The Student t distribution with one degree of freedom, also known as the Cauchy distribution, is very much like the Gaussian, except that it has heavy tails, meaning that outliers have a much higher probability of occurrence, as shown in the graph above. In the present context, this means that while we visit the points at random in the reduce space, we are much more likely to hop to distant points.

This change has somewhat surprising consequences. The right panel above shows how a figure is transformed by this operation (here there is no reduction of dimensionality). The points that are close to the center are repelled towards the edges that are themselves compressed. The way to understand this is that our probability of hopping from any of the outward points to the central point must be the same as in the original figure, but since the weights are now given by the Cauchy curve, the central point must lie further away relative to the other points. This effect pulls the external points away from the center, and the periphery appears to be more compressed in comparison.

The implications of this property will be fully described in the next post. For now, we see that t-SNE projections can be thought of as the spatial representation of a random walk in the original data set.
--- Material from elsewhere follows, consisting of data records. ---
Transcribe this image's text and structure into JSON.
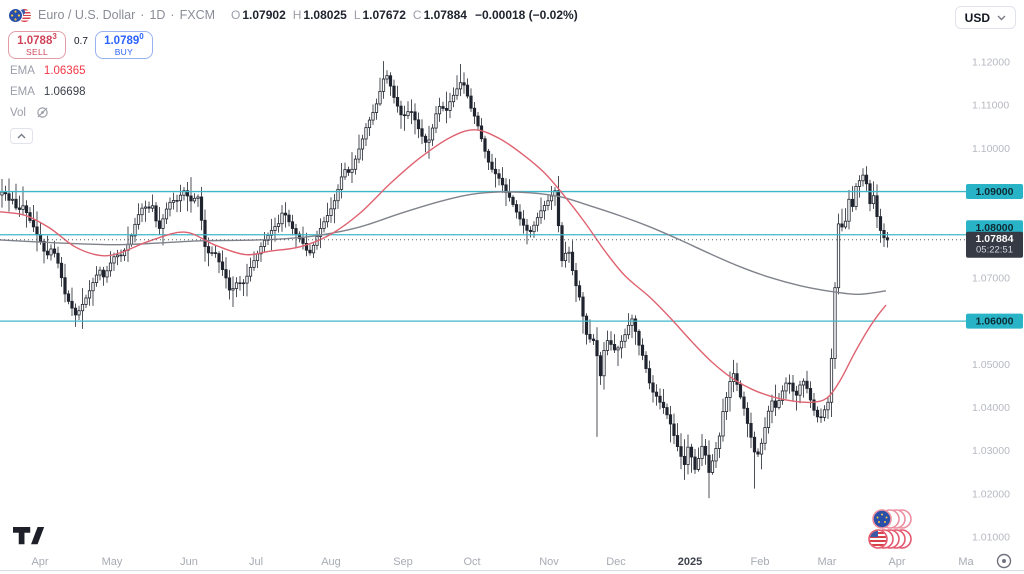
{
  "header": {
    "title": "Euro / U.S. Dollar",
    "dot": "·",
    "timeframe": "1D",
    "exchange": "FXCM",
    "ohlc": {
      "o_label": "O",
      "o": "1.07902",
      "h_label": "H",
      "h": "1.08025",
      "l_label": "L",
      "l": "1.07672",
      "c_label": "C",
      "c": "1.07884",
      "change": "−0.00018 (−0.02%)"
    },
    "currency": "USD"
  },
  "trade_panel": {
    "sell": {
      "price": "1.0788",
      "sup": "3",
      "label": "SELL"
    },
    "spread": "0.7",
    "buy": {
      "price": "1.0789",
      "sup": "0",
      "label": "BUY"
    }
  },
  "indicators": [
    {
      "name": "EMA",
      "value": "1.06365",
      "color": "#f23645"
    },
    {
      "name": "EMA",
      "value": "1.06698",
      "color": "#3a3e49"
    },
    {
      "name": "Vol",
      "value": "",
      "hidden": true
    }
  ],
  "price_axis": {
    "ticks": [
      {
        "label": "1.12000",
        "price": 1.12
      },
      {
        "label": "1.11000",
        "price": 1.11
      },
      {
        "label": "1.10000",
        "price": 1.1
      },
      {
        "label": "1.07000",
        "price": 1.07
      },
      {
        "label": "1.05000",
        "price": 1.05
      },
      {
        "label": "1.04000",
        "price": 1.04
      },
      {
        "label": "1.03000",
        "price": 1.03
      },
      {
        "label": "1.02000",
        "price": 1.02
      },
      {
        "label": "1.01000",
        "price": 1.01
      }
    ],
    "current": {
      "label": "1.07884",
      "countdown": "05:22:51",
      "price": 1.07884
    }
  },
  "time_axis": {
    "ticks": [
      {
        "label": "Apr",
        "x": 40
      },
      {
        "label": "May",
        "x": 112
      },
      {
        "label": "Jun",
        "x": 189
      },
      {
        "label": "Jul",
        "x": 256
      },
      {
        "label": "Aug",
        "x": 331
      },
      {
        "label": "Sep",
        "x": 403
      },
      {
        "label": "Oct",
        "x": 472
      },
      {
        "label": "Nov",
        "x": 549
      },
      {
        "label": "Dec",
        "x": 616
      },
      {
        "label": "2025",
        "x": 690,
        "em": true
      },
      {
        "label": "Feb",
        "x": 760
      },
      {
        "label": "Mar",
        "x": 827
      },
      {
        "label": "Apr",
        "x": 897
      },
      {
        "label": "Ma",
        "x": 966
      }
    ]
  },
  "chart_data": {
    "type": "candlestick",
    "symbol": "EUR/USD",
    "timeframe": "1D",
    "ylim": [
      1.005,
      1.125
    ],
    "grid": false,
    "up_color": "#ffffff",
    "down_color": "#20242e",
    "border_color": "#20242e",
    "levels": [
      {
        "price": 1.09,
        "label": "1.09000",
        "color": "#3fb7c9",
        "label_bg": "#29b3c7",
        "label_dy": 0
      },
      {
        "price": 1.08,
        "label": "1.08000",
        "color": "#3fb7c9",
        "label_bg": "#29b3c7",
        "label_dy": -7
      },
      {
        "price": 1.06,
        "label": "1.06000",
        "color": "#3fb7c9",
        "label_bg": "#29b3c7",
        "label_dy": 0
      }
    ],
    "current_price": 1.07884,
    "ema_fast": {
      "period_value": "1.06365",
      "color": "#df6270",
      "points": [
        [
          0,
          1.0853
        ],
        [
          25,
          1.0845
        ],
        [
          50,
          1.0815
        ],
        [
          75,
          1.0772
        ],
        [
          100,
          1.0752
        ],
        [
          120,
          1.0758
        ],
        [
          150,
          1.0786
        ],
        [
          185,
          1.0806
        ],
        [
          215,
          1.0776
        ],
        [
          245,
          1.0754
        ],
        [
          270,
          1.0762
        ],
        [
          300,
          1.0772
        ],
        [
          330,
          1.08
        ],
        [
          360,
          1.085
        ],
        [
          390,
          1.0918
        ],
        [
          420,
          1.0978
        ],
        [
          450,
          1.1025
        ],
        [
          475,
          1.1043
        ],
        [
          500,
          1.1022
        ],
        [
          525,
          1.0982
        ],
        [
          545,
          1.0942
        ],
        [
          565,
          1.0888
        ],
        [
          585,
          1.0828
        ],
        [
          605,
          1.0762
        ],
        [
          625,
          1.0705
        ],
        [
          650,
          1.0655
        ],
        [
          670,
          1.0608
        ],
        [
          692,
          1.0552
        ],
        [
          712,
          1.0505
        ],
        [
          732,
          1.0468
        ],
        [
          752,
          1.0442
        ],
        [
          772,
          1.0425
        ],
        [
          792,
          1.0415
        ],
        [
          812,
          1.0412
        ],
        [
          827,
          1.0422
        ],
        [
          840,
          1.0462
        ],
        [
          855,
          1.0528
        ],
        [
          868,
          1.058
        ],
        [
          878,
          1.0614
        ],
        [
          886,
          1.0637
        ]
      ]
    },
    "ema_slow": {
      "period_value": "1.06698",
      "color": "#80838c",
      "points": [
        [
          0,
          1.0788
        ],
        [
          40,
          1.0783
        ],
        [
          80,
          1.0779
        ],
        [
          120,
          1.0777
        ],
        [
          160,
          1.0781
        ],
        [
          200,
          1.0786
        ],
        [
          240,
          1.0787
        ],
        [
          280,
          1.079
        ],
        [
          320,
          1.0799
        ],
        [
          360,
          1.0818
        ],
        [
          400,
          1.0849
        ],
        [
          440,
          1.0877
        ],
        [
          470,
          1.0893
        ],
        [
          500,
          1.0899
        ],
        [
          530,
          1.0897
        ],
        [
          560,
          1.0888
        ],
        [
          590,
          1.0867
        ],
        [
          620,
          1.0844
        ],
        [
          650,
          1.0818
        ],
        [
          680,
          1.0788
        ],
        [
          710,
          1.0756
        ],
        [
          740,
          1.0726
        ],
        [
          770,
          1.0701
        ],
        [
          800,
          1.0682
        ],
        [
          830,
          1.0669
        ],
        [
          858,
          1.0662
        ],
        [
          886,
          1.067
        ]
      ]
    },
    "wick_lows": [
      [
        76,
        1.0601
      ],
      [
        598,
        1.0332
      ],
      [
        708,
        1.019
      ],
      [
        756,
        1.0212
      ]
    ],
    "wick_highs": [
      [
        384,
        1.1202
      ],
      [
        462,
        1.1194
      ],
      [
        557,
        1.0936
      ],
      [
        864,
        1.0954
      ]
    ],
    "close_path": [
      [
        0,
        1.0892
      ],
      [
        4,
        1.0905
      ],
      [
        8,
        1.0878
      ],
      [
        12,
        1.0885
      ],
      [
        16,
        1.0862
      ],
      [
        20,
        1.0858
      ],
      [
        24,
        1.087
      ],
      [
        28,
        1.084
      ],
      [
        32,
        1.0826
      ],
      [
        36,
        1.0805
      ],
      [
        40,
        1.0788
      ],
      [
        44,
        1.0762
      ],
      [
        48,
        1.0752
      ],
      [
        52,
        1.0772
      ],
      [
        56,
        1.0748
      ],
      [
        60,
        1.072
      ],
      [
        64,
        1.0668
      ],
      [
        68,
        1.0648
      ],
      [
        72,
        1.063
      ],
      [
        76,
        1.0612
      ],
      [
        80,
        1.0628
      ],
      [
        84,
        1.0645
      ],
      [
        88,
        1.0662
      ],
      [
        92,
        1.0684
      ],
      [
        96,
        1.0705
      ],
      [
        100,
        1.0718
      ],
      [
        104,
        1.07
      ],
      [
        108,
        1.0722
      ],
      [
        112,
        1.0742
      ],
      [
        116,
        1.0756
      ],
      [
        120,
        1.0748
      ],
      [
        124,
        1.0762
      ],
      [
        128,
        1.0778
      ],
      [
        132,
        1.08
      ],
      [
        136,
        1.0832
      ],
      [
        140,
        1.0855
      ],
      [
        144,
        1.0868
      ],
      [
        148,
        1.0858
      ],
      [
        152,
        1.0872
      ],
      [
        156,
        1.0832
      ],
      [
        160,
        1.0812
      ],
      [
        164,
        1.0845
      ],
      [
        168,
        1.0868
      ],
      [
        172,
        1.0882
      ],
      [
        176,
        1.0875
      ],
      [
        180,
        1.089
      ],
      [
        184,
        1.0902
      ],
      [
        188,
        1.0888
      ],
      [
        192,
        1.0875
      ],
      [
        196,
        1.089
      ],
      [
        200,
        1.0885
      ],
      [
        203,
        1.0782
      ],
      [
        206,
        1.0768
      ],
      [
        210,
        1.0752
      ],
      [
        214,
        1.0765
      ],
      [
        218,
        1.0742
      ],
      [
        222,
        1.0722
      ],
      [
        226,
        1.07
      ],
      [
        230,
        1.0668
      ],
      [
        234,
        1.0678
      ],
      [
        238,
        1.0695
      ],
      [
        242,
        1.0682
      ],
      [
        246,
        1.0698
      ],
      [
        250,
        1.0722
      ],
      [
        254,
        1.074
      ],
      [
        258,
        1.0758
      ],
      [
        262,
        1.0778
      ],
      [
        266,
        1.0792
      ],
      [
        270,
        1.0805
      ],
      [
        274,
        1.0818
      ],
      [
        278,
        1.0822
      ],
      [
        282,
        1.085
      ],
      [
        286,
        1.0845
      ],
      [
        290,
        1.0825
      ],
      [
        294,
        1.0808
      ],
      [
        298,
        1.0795
      ],
      [
        302,
        1.0785
      ],
      [
        306,
        1.0765
      ],
      [
        310,
        1.0758
      ],
      [
        314,
        1.0778
      ],
      [
        318,
        1.0802
      ],
      [
        322,
        1.0822
      ],
      [
        326,
        1.0838
      ],
      [
        330,
        1.0855
      ],
      [
        334,
        1.0875
      ],
      [
        338,
        1.0905
      ],
      [
        342,
        1.0938
      ],
      [
        346,
        1.0955
      ],
      [
        350,
        1.0938
      ],
      [
        354,
        1.0965
      ],
      [
        358,
        1.0992
      ],
      [
        362,
        1.1018
      ],
      [
        366,
        1.1048
      ],
      [
        370,
        1.1068
      ],
      [
        374,
        1.1088
      ],
      [
        378,
        1.1112
      ],
      [
        382,
        1.1152
      ],
      [
        386,
        1.1175
      ],
      [
        390,
        1.1148
      ],
      [
        394,
        1.1118
      ],
      [
        398,
        1.1095
      ],
      [
        402,
        1.1072
      ],
      [
        406,
        1.1078
      ],
      [
        410,
        1.1092
      ],
      [
        414,
        1.1072
      ],
      [
        418,
        1.1048
      ],
      [
        422,
        1.1028
      ],
      [
        426,
        1.1012
      ],
      [
        430,
        1.1022
      ],
      [
        434,
        1.1062
      ],
      [
        438,
        1.1098
      ],
      [
        442,
        1.1095
      ],
      [
        446,
        1.1085
      ],
      [
        450,
        1.1108
      ],
      [
        454,
        1.1125
      ],
      [
        458,
        1.1142
      ],
      [
        462,
        1.1158
      ],
      [
        466,
        1.1135
      ],
      [
        470,
        1.1098
      ],
      [
        474,
        1.1078
      ],
      [
        478,
        1.1052
      ],
      [
        482,
        1.1018
      ],
      [
        486,
        1.0985
      ],
      [
        490,
        1.0958
      ],
      [
        494,
        1.0945
      ],
      [
        498,
        1.0935
      ],
      [
        502,
        1.0918
      ],
      [
        506,
        1.0898
      ],
      [
        510,
        1.0885
      ],
      [
        514,
        1.0865
      ],
      [
        518,
        1.0845
      ],
      [
        522,
        1.0828
      ],
      [
        526,
        1.0812
      ],
      [
        530,
        1.0805
      ],
      [
        534,
        1.0822
      ],
      [
        538,
        1.0842
      ],
      [
        542,
        1.086
      ],
      [
        546,
        1.0872
      ],
      [
        550,
        1.0885
      ],
      [
        554,
        1.0898
      ],
      [
        557,
        1.091
      ],
      [
        560,
        1.0732
      ],
      [
        564,
        1.0748
      ],
      [
        568,
        1.0772
      ],
      [
        572,
        1.0722
      ],
      [
        576,
        1.0682
      ],
      [
        580,
        1.0652
      ],
      [
        584,
        1.0598
      ],
      [
        588,
        1.0552
      ],
      [
        592,
        1.0565
      ],
      [
        596,
        1.0538
      ],
      [
        600,
        1.0465
      ],
      [
        604,
        1.0532
      ],
      [
        608,
        1.0558
      ],
      [
        612,
        1.0542
      ],
      [
        616,
        1.0528
      ],
      [
        620,
        1.0548
      ],
      [
        624,
        1.0562
      ],
      [
        628,
        1.0588
      ],
      [
        632,
        1.0605
      ],
      [
        636,
        1.0572
      ],
      [
        640,
        1.0535
      ],
      [
        644,
        1.0512
      ],
      [
        648,
        1.0468
      ],
      [
        652,
        1.0438
      ],
      [
        656,
        1.0428
      ],
      [
        660,
        1.0412
      ],
      [
        664,
        1.0398
      ],
      [
        668,
        1.0378
      ],
      [
        672,
        1.0352
      ],
      [
        676,
        1.0318
      ],
      [
        680,
        1.0295
      ],
      [
        684,
        1.0262
      ],
      [
        688,
        1.0308
      ],
      [
        692,
        1.0282
      ],
      [
        696,
        1.0248
      ],
      [
        700,
        1.0302
      ],
      [
        704,
        1.0318
      ],
      [
        708,
        1.0242
      ],
      [
        712,
        1.0272
      ],
      [
        716,
        1.0305
      ],
      [
        720,
        1.0338
      ],
      [
        724,
        1.0408
      ],
      [
        728,
        1.0432
      ],
      [
        732,
        1.0488
      ],
      [
        736,
        1.0462
      ],
      [
        740,
        1.0428
      ],
      [
        744,
        1.0398
      ],
      [
        748,
        1.0358
      ],
      [
        752,
        1.0322
      ],
      [
        756,
        1.0282
      ],
      [
        760,
        1.0302
      ],
      [
        764,
        1.0342
      ],
      [
        768,
        1.0388
      ],
      [
        772,
        1.0415
      ],
      [
        776,
        1.0398
      ],
      [
        780,
        1.0422
      ],
      [
        784,
        1.0448
      ],
      [
        788,
        1.0465
      ],
      [
        792,
        1.0442
      ],
      [
        796,
        1.0425
      ],
      [
        800,
        1.0452
      ],
      [
        804,
        1.0462
      ],
      [
        808,
        1.0438
      ],
      [
        812,
        1.0405
      ],
      [
        816,
        1.0382
      ],
      [
        820,
        1.0372
      ],
      [
        824,
        1.0392
      ],
      [
        828,
        1.0412
      ],
      [
        831,
        1.0492
      ],
      [
        834,
        1.062
      ],
      [
        837,
        1.0792
      ],
      [
        840,
        1.0858
      ],
      [
        843,
        1.0798
      ],
      [
        846,
        1.0838
      ],
      [
        849,
        1.0882
      ],
      [
        852,
        1.0858
      ],
      [
        855,
        1.0902
      ],
      [
        858,
        1.0932
      ],
      [
        861,
        1.0918
      ],
      [
        864,
        1.0948
      ],
      [
        867,
        1.0912
      ],
      [
        870,
        1.0872
      ],
      [
        873,
        1.0898
      ],
      [
        876,
        1.0852
      ],
      [
        879,
        1.0822
      ],
      [
        882,
        1.0798
      ],
      [
        886,
        1.0788
      ]
    ]
  },
  "footer": {
    "logo": "TradingView"
  }
}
The points are laid in such a way that our probability to jump from one point to the next would be nearly the same in the original space. This explains why the t-SNE layout is only loosely linked to the layout of the point in the original space.

Conclusion

t-SNE is a dimension reduction technique that mixes theoretical and empirical principles. It aims to preserve the local neighborhoods between the points, and does this using different weights in the original and in the reduced space. This maintains the relative positions of the points, regardless of their actual distribution in the original space. This is very useful to identify clusters of data records with many variables, and the downside is that the axes of the reduced space do not have a straightforward interpretation.